Retro Review: The Adventures Of Pluto Nash

There have been so many complaints and distrusts about this film but is the savage press’s attacks worth their breath? It is hard to imagine a film being that bad.

In the new sci-fi comedy, Eddie Murphy stars as the title character, which is a reformed smuggler and successful nightclub owner on the Moon in the year 2087. Nash is living the high-life until a crazy and mysterious mobster named Rex Crater wants his club. Crater sends his thugs in to take care of business and Nash is forced to reform back to his old days to uncover the mystery of mobster. Along for the ride with Nash are an abandoned nightclub singer (Rosario Dawson) and Nash’s robotic bodyguard (Randy Quaid).

Does anyone remember the Robin Williams’ film “Toys” or maybe the huge box-office bomb “Howard the Duck” or even the awful John Travolta film “Battlefield: Earth“. Well I would have to put “The Adventures of Pluto Nash” in the same category as those films.

What these four films all have in common is a very unique and a beleaguered attempt at trying to be utterly original.
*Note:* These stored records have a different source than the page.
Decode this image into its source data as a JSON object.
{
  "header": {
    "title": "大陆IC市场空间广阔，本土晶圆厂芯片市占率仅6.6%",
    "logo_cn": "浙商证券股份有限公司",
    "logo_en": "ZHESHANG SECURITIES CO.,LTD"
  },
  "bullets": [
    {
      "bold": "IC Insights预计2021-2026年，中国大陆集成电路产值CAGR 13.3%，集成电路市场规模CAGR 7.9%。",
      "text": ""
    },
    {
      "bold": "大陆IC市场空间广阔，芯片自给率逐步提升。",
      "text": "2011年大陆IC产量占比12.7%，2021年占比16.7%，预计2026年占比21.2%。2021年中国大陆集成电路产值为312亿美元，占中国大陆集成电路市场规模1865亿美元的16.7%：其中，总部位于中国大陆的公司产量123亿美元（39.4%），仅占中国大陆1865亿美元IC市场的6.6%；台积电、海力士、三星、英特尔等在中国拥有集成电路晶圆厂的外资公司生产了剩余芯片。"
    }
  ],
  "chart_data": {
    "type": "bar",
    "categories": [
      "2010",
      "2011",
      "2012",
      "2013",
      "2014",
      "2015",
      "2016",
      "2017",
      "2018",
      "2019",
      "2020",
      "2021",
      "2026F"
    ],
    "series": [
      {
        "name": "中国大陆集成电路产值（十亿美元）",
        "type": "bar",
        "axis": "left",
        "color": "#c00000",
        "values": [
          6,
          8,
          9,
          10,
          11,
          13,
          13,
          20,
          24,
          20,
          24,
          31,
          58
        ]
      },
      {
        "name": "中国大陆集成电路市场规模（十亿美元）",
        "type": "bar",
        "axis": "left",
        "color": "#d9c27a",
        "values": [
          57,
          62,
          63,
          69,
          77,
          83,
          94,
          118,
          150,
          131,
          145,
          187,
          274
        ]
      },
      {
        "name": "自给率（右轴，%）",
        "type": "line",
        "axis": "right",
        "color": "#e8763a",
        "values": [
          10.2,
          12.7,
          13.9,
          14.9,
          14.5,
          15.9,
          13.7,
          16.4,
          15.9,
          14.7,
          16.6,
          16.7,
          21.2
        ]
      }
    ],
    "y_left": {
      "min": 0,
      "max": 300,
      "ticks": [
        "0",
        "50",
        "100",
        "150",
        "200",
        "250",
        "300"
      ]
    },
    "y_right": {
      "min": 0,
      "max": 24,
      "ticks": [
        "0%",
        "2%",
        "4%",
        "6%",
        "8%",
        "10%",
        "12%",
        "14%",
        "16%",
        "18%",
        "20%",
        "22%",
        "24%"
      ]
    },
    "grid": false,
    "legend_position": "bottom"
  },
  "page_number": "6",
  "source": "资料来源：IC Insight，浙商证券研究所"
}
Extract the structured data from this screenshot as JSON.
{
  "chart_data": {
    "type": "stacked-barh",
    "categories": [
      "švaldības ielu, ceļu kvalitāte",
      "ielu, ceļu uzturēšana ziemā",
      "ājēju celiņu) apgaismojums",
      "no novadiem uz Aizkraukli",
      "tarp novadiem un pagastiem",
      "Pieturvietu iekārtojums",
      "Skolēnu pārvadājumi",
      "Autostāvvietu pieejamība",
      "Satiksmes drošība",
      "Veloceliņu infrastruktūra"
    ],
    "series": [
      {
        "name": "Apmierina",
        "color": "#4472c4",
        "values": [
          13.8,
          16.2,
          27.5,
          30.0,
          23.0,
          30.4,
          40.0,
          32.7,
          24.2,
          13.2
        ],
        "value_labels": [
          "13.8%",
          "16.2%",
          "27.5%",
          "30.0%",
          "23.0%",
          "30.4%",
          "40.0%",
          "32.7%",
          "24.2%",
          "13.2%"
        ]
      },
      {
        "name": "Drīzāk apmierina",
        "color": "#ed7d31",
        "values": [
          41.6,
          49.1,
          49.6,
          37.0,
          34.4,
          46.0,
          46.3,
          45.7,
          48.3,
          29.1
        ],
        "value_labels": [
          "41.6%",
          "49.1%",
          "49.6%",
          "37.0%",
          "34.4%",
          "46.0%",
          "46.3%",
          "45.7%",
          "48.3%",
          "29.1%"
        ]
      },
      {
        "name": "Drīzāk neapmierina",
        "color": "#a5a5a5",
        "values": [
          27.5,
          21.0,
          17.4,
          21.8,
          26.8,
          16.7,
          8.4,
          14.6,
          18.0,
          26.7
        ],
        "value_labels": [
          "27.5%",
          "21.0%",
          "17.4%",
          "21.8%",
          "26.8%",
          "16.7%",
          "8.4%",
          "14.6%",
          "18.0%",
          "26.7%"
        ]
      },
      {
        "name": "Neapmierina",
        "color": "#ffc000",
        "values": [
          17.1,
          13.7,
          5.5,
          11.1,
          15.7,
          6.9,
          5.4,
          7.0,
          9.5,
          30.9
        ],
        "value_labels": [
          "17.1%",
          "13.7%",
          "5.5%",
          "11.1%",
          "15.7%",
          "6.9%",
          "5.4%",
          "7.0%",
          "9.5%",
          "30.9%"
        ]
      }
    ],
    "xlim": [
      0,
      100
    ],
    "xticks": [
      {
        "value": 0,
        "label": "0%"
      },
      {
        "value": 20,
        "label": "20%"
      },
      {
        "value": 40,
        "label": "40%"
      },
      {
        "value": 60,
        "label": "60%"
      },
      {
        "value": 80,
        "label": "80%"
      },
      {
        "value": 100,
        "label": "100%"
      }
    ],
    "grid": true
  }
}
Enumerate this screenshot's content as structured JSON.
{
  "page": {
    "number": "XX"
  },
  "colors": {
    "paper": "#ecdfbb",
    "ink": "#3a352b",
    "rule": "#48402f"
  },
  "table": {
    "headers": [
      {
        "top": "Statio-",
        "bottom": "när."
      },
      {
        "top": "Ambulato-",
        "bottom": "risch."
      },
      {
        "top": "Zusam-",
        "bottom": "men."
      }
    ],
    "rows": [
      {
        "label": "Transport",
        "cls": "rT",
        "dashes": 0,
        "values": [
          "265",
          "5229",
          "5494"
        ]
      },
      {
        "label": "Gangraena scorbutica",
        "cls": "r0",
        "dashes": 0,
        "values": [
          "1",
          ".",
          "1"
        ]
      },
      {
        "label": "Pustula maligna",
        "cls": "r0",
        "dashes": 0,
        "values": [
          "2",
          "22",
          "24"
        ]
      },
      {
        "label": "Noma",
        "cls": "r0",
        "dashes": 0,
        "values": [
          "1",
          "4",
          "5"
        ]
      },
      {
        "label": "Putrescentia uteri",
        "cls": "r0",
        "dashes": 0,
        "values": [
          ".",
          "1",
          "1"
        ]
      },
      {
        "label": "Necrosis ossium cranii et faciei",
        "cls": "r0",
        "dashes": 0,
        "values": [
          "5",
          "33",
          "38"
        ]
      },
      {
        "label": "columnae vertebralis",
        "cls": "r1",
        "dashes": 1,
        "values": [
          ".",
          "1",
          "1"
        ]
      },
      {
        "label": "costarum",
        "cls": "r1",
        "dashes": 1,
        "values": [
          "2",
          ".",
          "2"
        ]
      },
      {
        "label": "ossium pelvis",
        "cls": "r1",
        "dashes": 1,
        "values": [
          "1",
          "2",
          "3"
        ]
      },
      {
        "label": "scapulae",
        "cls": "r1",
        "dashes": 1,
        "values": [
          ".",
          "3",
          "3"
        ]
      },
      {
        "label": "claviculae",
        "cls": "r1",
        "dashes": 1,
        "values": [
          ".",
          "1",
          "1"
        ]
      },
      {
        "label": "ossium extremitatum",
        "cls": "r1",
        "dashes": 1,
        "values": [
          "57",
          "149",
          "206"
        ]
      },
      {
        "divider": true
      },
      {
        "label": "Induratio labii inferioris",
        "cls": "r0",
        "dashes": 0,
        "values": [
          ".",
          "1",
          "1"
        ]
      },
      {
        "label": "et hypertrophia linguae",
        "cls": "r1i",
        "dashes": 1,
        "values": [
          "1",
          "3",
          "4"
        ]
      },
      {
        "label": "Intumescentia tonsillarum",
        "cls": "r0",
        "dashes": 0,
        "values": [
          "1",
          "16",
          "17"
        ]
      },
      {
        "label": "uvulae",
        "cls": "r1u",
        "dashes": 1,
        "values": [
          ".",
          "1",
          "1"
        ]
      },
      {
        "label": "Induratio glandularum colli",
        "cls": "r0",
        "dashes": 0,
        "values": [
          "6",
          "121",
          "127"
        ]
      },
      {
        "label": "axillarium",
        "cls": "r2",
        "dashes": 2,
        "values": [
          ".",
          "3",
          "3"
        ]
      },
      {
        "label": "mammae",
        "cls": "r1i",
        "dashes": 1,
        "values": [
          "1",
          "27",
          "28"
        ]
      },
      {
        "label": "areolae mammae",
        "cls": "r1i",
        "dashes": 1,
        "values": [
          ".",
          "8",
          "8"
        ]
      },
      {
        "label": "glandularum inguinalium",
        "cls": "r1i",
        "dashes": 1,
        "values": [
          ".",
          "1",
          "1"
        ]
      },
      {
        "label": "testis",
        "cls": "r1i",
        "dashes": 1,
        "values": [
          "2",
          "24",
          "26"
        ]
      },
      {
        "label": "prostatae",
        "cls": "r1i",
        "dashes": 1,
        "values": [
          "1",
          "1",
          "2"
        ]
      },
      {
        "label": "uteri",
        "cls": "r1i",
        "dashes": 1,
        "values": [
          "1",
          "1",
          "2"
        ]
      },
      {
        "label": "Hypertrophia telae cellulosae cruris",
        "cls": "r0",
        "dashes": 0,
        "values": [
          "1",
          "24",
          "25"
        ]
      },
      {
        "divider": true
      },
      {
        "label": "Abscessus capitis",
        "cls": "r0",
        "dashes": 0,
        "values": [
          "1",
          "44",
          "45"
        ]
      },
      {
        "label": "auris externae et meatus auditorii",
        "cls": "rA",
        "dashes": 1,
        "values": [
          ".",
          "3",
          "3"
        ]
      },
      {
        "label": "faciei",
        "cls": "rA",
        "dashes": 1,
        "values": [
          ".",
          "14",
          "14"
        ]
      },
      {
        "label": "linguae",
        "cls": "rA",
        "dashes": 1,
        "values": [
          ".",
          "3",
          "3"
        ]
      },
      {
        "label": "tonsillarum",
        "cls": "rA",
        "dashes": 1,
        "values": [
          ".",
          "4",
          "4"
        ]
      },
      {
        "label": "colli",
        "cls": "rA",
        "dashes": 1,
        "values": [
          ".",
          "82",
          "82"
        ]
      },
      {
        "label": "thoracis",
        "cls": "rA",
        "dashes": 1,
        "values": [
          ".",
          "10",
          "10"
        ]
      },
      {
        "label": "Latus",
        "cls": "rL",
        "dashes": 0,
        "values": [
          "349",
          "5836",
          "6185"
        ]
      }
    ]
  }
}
Each of these three films displayed oodles of originality but each of their individual stories couldn’t hold the project afloat. Some times when film visionaries tackle original concepts they forget they need a strong story to hold an audience locked within that newly created world. If both of these concepts can live up to each other then you will have an amazing project.

I have to admire “Pluto Nash” for taking a chance with an original concept but the film needed a stronger script that needed to decide if in fact it was a full-blown sci-fi comedy like “Spaceballs” or a campy sci-fi adventure flick like maybe “Ice Pirates“.

I have always said that I love films that take chances and strive to overcome the generic Hollywood model. Most films today you can often compare them to something before it but maybe with a little of another film thrown in. For example take a movie like “Signs“, the film is an obvious combination of “The Sixth Sense” and “Close Encounters of the Third Kind” with a little dash of “War of the Worlds“.

I liked the campy design of the “Moon-world” and a lot of the crazy characters that inhabit the place. I especially like Randy Quaid’s robot bodyguard, Bruno and John Cleese’s stuffy, spoiled and attitude-driven car. There are some interesting moments and funny parts within “Pluto Nash”. It just needed a stronger script.

I just think people look at a film that has been delayed, over-budgeted (budget was close to $100 million) and a stuck-up star like Eddie Murphy as a sign of a disaster. Hiding the film from critics probably wasn’t very wise either. Murphy hardly ever meets the demands of publicity for a film anyway. I have seen films that are a lot worse and they weren’t hidden from the press. Pluto Nash had an upward battle just trying to get out the gate.